On Mon, Jun 29, 2015 at 07:51:15PM +0200, Claudio Fontana wrote:
> Hello,
> 
> while heavily testing PSCI on QEMU+KVM during OSv enablement, I encountered, among others, the following issue:
> 
> I am running a test in which I boot an OS at EL1 under KVM, then boot a secondary VCPU,
> then immediately call PSCI for a SYSTEM_RESET (reboot).
> 
> This loops over infinitely, or, as a matter of fact, until I run out of memory in the Foundation Model.
> 
> Now, before submitting another support request for the Model, I checked the code for the handling of PSCI, and it turns out that KVM handles the HVC and then sets an exit reason for QEMU to check,
> which again sets the system_reset_requested to true, which causes a qemu_system_reset.
> 
> Now in there I see the call to qemu_devices_reset() and cpu_synchronize_all_post_reset(),
> but are actually the VCPU destroyed? Is the VM destroyed? Or are new resources allocated at the next boot whenever PSCI asks for another VCPU to be booted via KVM_CREATE_VCPU etc?
> 
> If the resources associated to the VCPU (and VM?) are not freed, isn't this always going to cause leak in the host?
> 
> After around 3 hours of continuous PSCI secondary boot followed by SYSTEM_RESET I run out of memory on the host.

I can reproduce this with kvm-unit-tests.
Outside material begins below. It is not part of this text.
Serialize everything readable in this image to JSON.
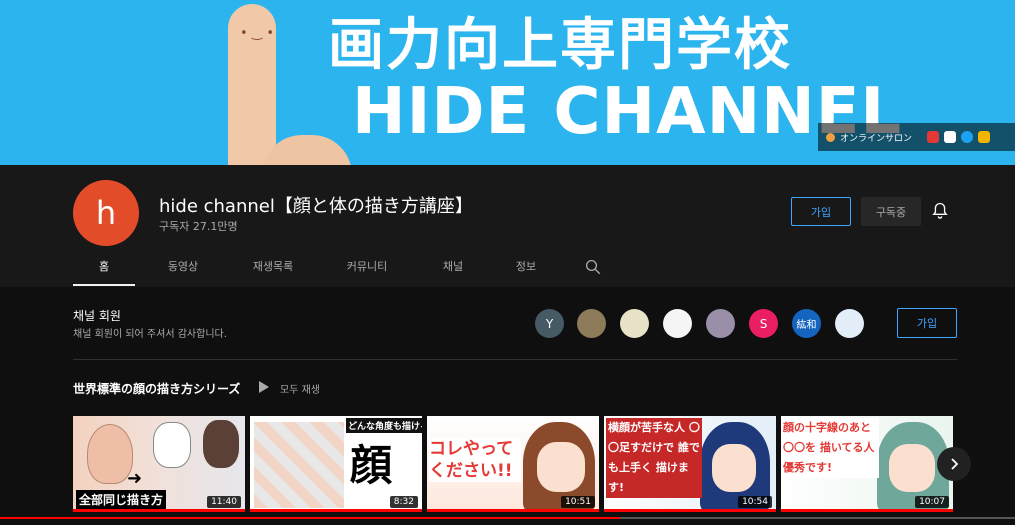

I don't see much sign of a
leak using tcg with x86 for the host, nor with using kvm on an aarch64
host. However using tcg on an aarch64 host shows memory getting used
pretty quickly. I didn't test with arm, only aarch64. I would just
provide the test, which is only

int main(void)
{
    assert(cpumask_weight(&cpu_present_mask) > 1);
    smp_boot_secondary(1, halt);
    psci_sys_reset();
    return 0;
}

but, in order to cleanly handle system reset, I ended up tweaking the
framework in several places. So I've created a branch for this, which
is here

https://github.com/rhdrjones/kvm-unit-tests/commits/arm/test-reset

On an aarch64 host, just do
./configure
make
export QEMU=<path-to-qemu>
$QEMU -machine virt,accel=tcg \
-device virtio-serial-device \
-device virtconsole,chardev=ctd \
-chardev testdev,id=ctd \
-display none -serial stdio \
-kernel arm/secondary-leak.flat \
-smp 2

I've expanded the command line because

  arm/run arm/secondary-leak.flat -smp 2

would use kvm by default on the aarch64 host, and we need tcg.
(maybe I'll add an arm/run command line switch for that someday)

The test will never output anything and never exit.  While it's
running just check 'free' several times in another term to see
that memory is going away, and then hit ^C on the test whenever
you want to quit.

drew